Brazil rushed aid on Wednesday by air, over land and through rapidly rising waters to dozens of cities and towns isolated by floods that have killed at least 32 people and left more than 200,000 homeless.
Some complained that aid wasn’t coming fast enough to help flood victims deal with the disaster, which officials said was the worst rainfall and flooding that some parts of the region have seen in two decades.
In an ominous sign, rain continued to fall across a vast region stretching from the Amazon jungle to the northeastern Atlantic coast and meteorologists predicted the bad weather could last for weeks.
Isolated looting was reported in communities cut off by flooding where many houses were immersed to their roofs. TV images showed hundreds of people with pets and chickens jammed inside an abandoned hospital-turned-shelter that had just one working bathroom. Some victims paddled canoes to retrieve belongings from inundated homes, and children said they had no food.

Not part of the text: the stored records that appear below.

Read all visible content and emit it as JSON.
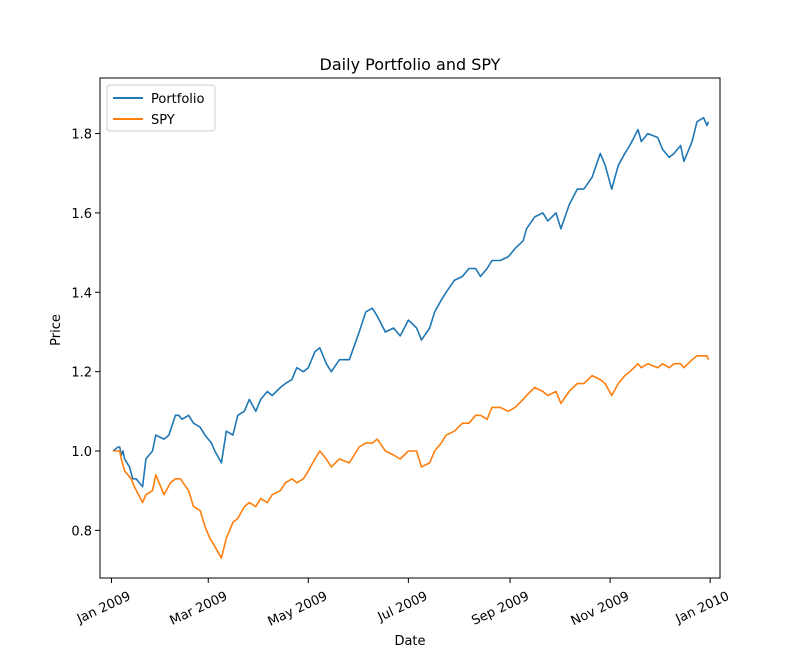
{
  "chart_data": {
    "type": "line",
    "title": "Daily Portfolio and SPY",
    "xlabel": "Date",
    "ylabel": "Price",
    "xlim": [
      "2008-12-25",
      "2010-01-07"
    ],
    "ylim": [
      0.68,
      1.94
    ],
    "grid": false,
    "legend_position": "top-left",
    "x_ticks": [
      {
        "date": "2009-01-01",
        "label": "Jan 2009"
      },
      {
        "date": "2009-03-01",
        "label": "Mar 2009"
      },
      {
        "date": "2009-05-01",
        "label": "May 2009"
      },
      {
        "date": "2009-07-01",
        "label": "Jul 2009"
      },
      {
        "date": "2009-09-01",
        "label": "Sep 2009"
      },
      {
        "date": "2009-11-01",
        "label": "Nov 2009"
      },
      {
        "date": "2010-01-01",
        "label": "Jan 2010"
      }
    ],
    "y_ticks": [
      {
        "value": 0.8,
        "label": "0.8"
      },
      {
        "value": 1.0,
        "label": "1.0"
      },
      {
        "value": 1.2,
        "label": "1.2"
      },
      {
        "value": 1.4,
        "label": "1.4"
      },
      {
        "value": 1.6,
        "label": "1.6"
      },
      {
        "value": 1.8,
        "label": "1.8"
      }
    ],
    "series": [
      {
        "name": "Portfolio",
        "color": "#1f77b4",
        "points": [
          [
            "2009-01-02",
            1.0
          ],
          [
            "2009-01-05",
            1.01
          ],
          [
            "2009-01-06",
            1.01
          ],
          [
            "2009-01-07",
            0.99
          ],
          [
            "2009-01-08",
            1.0
          ],
          [
            "2009-01-09",
            0.98
          ],
          [
            "2009-01-12",
            0.96
          ],
          [
            "2009-01-14",
            0.93
          ],
          [
            "2009-01-16",
            0.93
          ],
          [
            "2009-01-20",
            0.91
          ],
          [
            "2009-01-22",
            0.98
          ],
          [
            "2009-01-26",
            1.0
          ],
          [
            "2009-01-28",
            1.04
          ],
          [
            "2009-02-02",
            1.03
          ],
          [
            "2009-02-05",
            1.04
          ],
          [
            "2009-02-09",
            1.09
          ],
          [
            "2009-02-11",
            1.09
          ],
          [
            "2009-02-13",
            1.08
          ],
          [
            "2009-02-17",
            1.09
          ],
          [
            "2009-02-20",
            1.07
          ],
          [
            "2009-02-24",
            1.06
          ],
          [
            "2009-02-27",
            1.04
          ],
          [
            "2009-03-03",
            1.02
          ],
          [
            "2009-03-05",
            1.0
          ],
          [
            "2009-03-09",
            0.97
          ],
          [
            "2009-03-12",
            1.05
          ],
          [
            "2009-03-16",
            1.04
          ],
          [
            "2009-03-19",
            1.09
          ],
          [
            "2009-03-23",
            1.1
          ],
          [
            "2009-03-26",
            1.13
          ],
          [
            "2009-03-30",
            1.1
          ],
          [
            "2009-04-02",
            1.13
          ],
          [
            "2009-04-06",
            1.15
          ],
          [
            "2009-04-09",
            1.14
          ],
          [
            "2009-04-14",
            1.16
          ],
          [
            "2009-04-17",
            1.17
          ],
          [
            "2009-04-21",
            1.18
          ],
          [
            "2009-04-24",
            1.21
          ],
          [
            "2009-04-28",
            1.2
          ],
          [
            "2009-05-01",
            1.21
          ],
          [
            "2009-05-05",
            1.25
          ],
          [
            "2009-05-08",
            1.26
          ],
          [
            "2009-05-12",
            1.22
          ],
          [
            "2009-05-15",
            1.2
          ],
          [
            "2009-05-20",
            1.23
          ],
          [
            "2009-05-26",
            1.23
          ],
          [
            "2009-06-01",
            1.3
          ],
          [
            "2009-06-05",
            1.35
          ],
          [
            "2009-06-09",
            1.36
          ],
          [
            "2009-06-12",
            1.34
          ],
          [
            "2009-06-17",
            1.3
          ],
          [
            "2009-06-22",
            1.31
          ],
          [
            "2009-06-26",
            1.29
          ],
          [
            "2009-07-01",
            1.33
          ],
          [
            "2009-07-06",
            1.31
          ],
          [
            "2009-07-09",
            1.28
          ],
          [
            "2009-07-14",
            1.31
          ],
          [
            "2009-07-17",
            1.35
          ],
          [
            "2009-07-21",
            1.38
          ],
          [
            "2009-07-24",
            1.4
          ],
          [
            "2009-07-29",
            1.43
          ],
          [
            "2009-08-03",
            1.44
          ],
          [
            "2009-08-07",
            1.46
          ],
          [
            "2009-08-11",
            1.46
          ],
          [
            "2009-08-14",
            1.44
          ],
          [
            "2009-08-18",
            1.46
          ],
          [
            "2009-08-21",
            1.48
          ],
          [
            "2009-08-26",
            1.48
          ],
          [
            "2009-08-31",
            1.49
          ],
          [
            "2009-09-04",
            1.51
          ],
          [
            "2009-09-09",
            1.53
          ],
          [
            "2009-09-11",
            1.56
          ],
          [
            "2009-09-16",
            1.59
          ],
          [
            "2009-09-21",
            1.6
          ],
          [
            "2009-09-24",
            1.58
          ],
          [
            "2009-09-29",
            1.6
          ],
          [
            "2009-10-02",
            1.56
          ],
          [
            "2009-10-07",
            1.62
          ],
          [
            "2009-10-12",
            1.66
          ],
          [
            "2009-10-16",
            1.66
          ],
          [
            "2009-10-21",
            1.69
          ],
          [
            "2009-10-26",
            1.75
          ],
          [
            "2009-10-29",
            1.72
          ],
          [
            "2009-11-02",
            1.66
          ],
          [
            "2009-11-06",
            1.72
          ],
          [
            "2009-11-10",
            1.75
          ],
          [
            "2009-11-13",
            1.77
          ],
          [
            "2009-11-18",
            1.81
          ],
          [
            "2009-11-20",
            1.78
          ],
          [
            "2009-11-24",
            1.8
          ],
          [
            "2009-11-30",
            1.79
          ],
          [
            "2009-12-03",
            1.76
          ],
          [
            "2009-12-07",
            1.74
          ],
          [
            "2009-12-10",
            1.75
          ],
          [
            "2009-12-14",
            1.77
          ],
          [
            "2009-12-16",
            1.73
          ],
          [
            "2009-12-21",
            1.78
          ],
          [
            "2009-12-24",
            1.83
          ],
          [
            "2009-12-28",
            1.84
          ],
          [
            "2009-12-30",
            1.82
          ],
          [
            "2009-12-31",
            1.83
          ]
        ]
      },
      {
        "name": "SPY",
        "color": "#ff7f0e",
        "points": [
          [
            "2009-01-02",
            1.0
          ],
          [
            "2009-01-05",
            1.0
          ],
          [
            "2009-01-06",
            1.0
          ],
          [
            "2009-01-07",
            0.98
          ],
          [
            "2009-01-09",
            0.95
          ],
          [
            "2009-01-13",
            0.93
          ],
          [
            "2009-01-15",
            0.91
          ],
          [
            "2009-01-20",
            0.87
          ],
          [
            "2009-01-22",
            0.89
          ],
          [
            "2009-01-26",
            0.9
          ],
          [
            "2009-01-28",
            0.94
          ],
          [
            "2009-02-02",
            0.89
          ],
          [
            "2009-02-06",
            0.92
          ],
          [
            "2009-02-09",
            0.93
          ],
          [
            "2009-02-12",
            0.93
          ],
          [
            "2009-02-17",
            0.9
          ],
          [
            "2009-02-20",
            0.86
          ],
          [
            "2009-02-24",
            0.85
          ],
          [
            "2009-02-27",
            0.81
          ],
          [
            "2009-03-02",
            0.78
          ],
          [
            "2009-03-05",
            0.76
          ],
          [
            "2009-03-09",
            0.73
          ],
          [
            "2009-03-12",
            0.78
          ],
          [
            "2009-03-16",
            0.82
          ],
          [
            "2009-03-19",
            0.83
          ],
          [
            "2009-03-23",
            0.86
          ],
          [
            "2009-03-26",
            0.87
          ],
          [
            "2009-03-30",
            0.86
          ],
          [
            "2009-04-02",
            0.88
          ],
          [
            "2009-04-06",
            0.87
          ],
          [
            "2009-04-09",
            0.89
          ],
          [
            "2009-04-14",
            0.9
          ],
          [
            "2009-04-17",
            0.92
          ],
          [
            "2009-04-21",
            0.93
          ],
          [
            "2009-04-24",
            0.92
          ],
          [
            "2009-04-28",
            0.93
          ],
          [
            "2009-05-01",
            0.95
          ],
          [
            "2009-05-05",
            0.98
          ],
          [
            "2009-05-08",
            1.0
          ],
          [
            "2009-05-12",
            0.98
          ],
          [
            "2009-05-15",
            0.96
          ],
          [
            "2009-05-20",
            0.98
          ],
          [
            "2009-05-26",
            0.97
          ],
          [
            "2009-06-01",
            1.01
          ],
          [
            "2009-06-05",
            1.02
          ],
          [
            "2009-06-09",
            1.02
          ],
          [
            "2009-06-12",
            1.03
          ],
          [
            "2009-06-17",
            1.0
          ],
          [
            "2009-06-22",
            0.99
          ],
          [
            "2009-06-26",
            0.98
          ],
          [
            "2009-07-01",
            1.0
          ],
          [
            "2009-07-06",
            1.0
          ],
          [
            "2009-07-09",
            0.96
          ],
          [
            "2009-07-14",
            0.97
          ],
          [
            "2009-07-17",
            1.0
          ],
          [
            "2009-07-21",
            1.02
          ],
          [
            "2009-07-24",
            1.04
          ],
          [
            "2009-07-29",
            1.05
          ],
          [
            "2009-08-03",
            1.07
          ],
          [
            "2009-08-07",
            1.07
          ],
          [
            "2009-08-11",
            1.09
          ],
          [
            "2009-08-14",
            1.09
          ],
          [
            "2009-08-18",
            1.08
          ],
          [
            "2009-08-21",
            1.11
          ],
          [
            "2009-08-26",
            1.11
          ],
          [
            "2009-08-31",
            1.1
          ],
          [
            "2009-09-04",
            1.11
          ],
          [
            "2009-09-09",
            1.13
          ],
          [
            "2009-09-11",
            1.14
          ],
          [
            "2009-09-16",
            1.16
          ],
          [
            "2009-09-21",
            1.15
          ],
          [
            "2009-09-24",
            1.14
          ],
          [
            "2009-09-29",
            1.15
          ],
          [
            "2009-10-02",
            1.12
          ],
          [
            "2009-10-07",
            1.15
          ],
          [
            "2009-10-12",
            1.17
          ],
          [
            "2009-10-16",
            1.17
          ],
          [
            "2009-10-21",
            1.19
          ],
          [
            "2009-10-26",
            1.18
          ],
          [
            "2009-10-29",
            1.17
          ],
          [
            "2009-11-02",
            1.14
          ],
          [
            "2009-11-06",
            1.17
          ],
          [
            "2009-11-10",
            1.19
          ],
          [
            "2009-11-13",
            1.2
          ],
          [
            "2009-11-18",
            1.22
          ],
          [
            "2009-11-20",
            1.21
          ],
          [
            "2009-11-24",
            1.22
          ],
          [
            "2009-11-30",
            1.21
          ],
          [
            "2009-12-03",
            1.22
          ],
          [
            "2009-12-07",
            1.21
          ],
          [
            "2009-12-10",
            1.22
          ],
          [
            "2009-12-14",
            1.22
          ],
          [
            "2009-12-16",
            1.21
          ],
          [
            "2009-12-21",
            1.23
          ],
          [
            "2009-12-24",
            1.24
          ],
          [
            "2009-12-28",
            1.24
          ],
          [
            "2009-12-30",
            1.24
          ],
          [
            "2009-12-31",
            1.23
          ]
        ]
      }
    ]
  }
}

In three Amazon states, at least 3,000 Indians near rivers that overflowed fled to higher ground or into the jungle after seeing their crops of manioc, bananas and potatoes destroyed, said Sebastiao Haji Manchiner, executive secretary of the Brazilian Amazon Indigenous Organization.
Rivers were rising as much as 30cm a day in the hardest hit state of Maranhao, destroying bridges and making it too dangerous for relief workers to navigate some waterways.
“There are some places where the water is so high that not even a boat can get to people,” said army Lieutenant Ivar Araujo, in charge of 200 soldiers trying to help citizens in two towns where homes were submerged to their roof tiles and hundreds packed into shelters in gyms and schools on higher ground.
The unusually heavy rains that have slammed the region for two months are now affecting 10 of Brazil’s 26 states in a zone three times the size of Alaska. It stretches from the normally wet jungle to coastal states known for lengthy droughts, though not all parts of the states have been affected.
Most victims drowned or were killed when mudslides swept over ramshackle homes, but authorities feared the situation could get much worse because many areas had been isolated for days without shipments of food or water.
Civil defense workers used army helicopters to ferry in supplies to some places. Trucks laden with emergency shipments of food and water were forced to stop at highway washouts so aid workers could transfer the goods onto boats for delivery, said Abner Ferreira, a spokesman for Maranhao’s civil defense department.
Ferreira said there were reports of scattered looting, and some people refused to leave homes submerged in 1.5m of water to prevent their belongings from being stolen.
Protests began emerging on Wednesday night from flooded communities that aid was taking too long too arrive.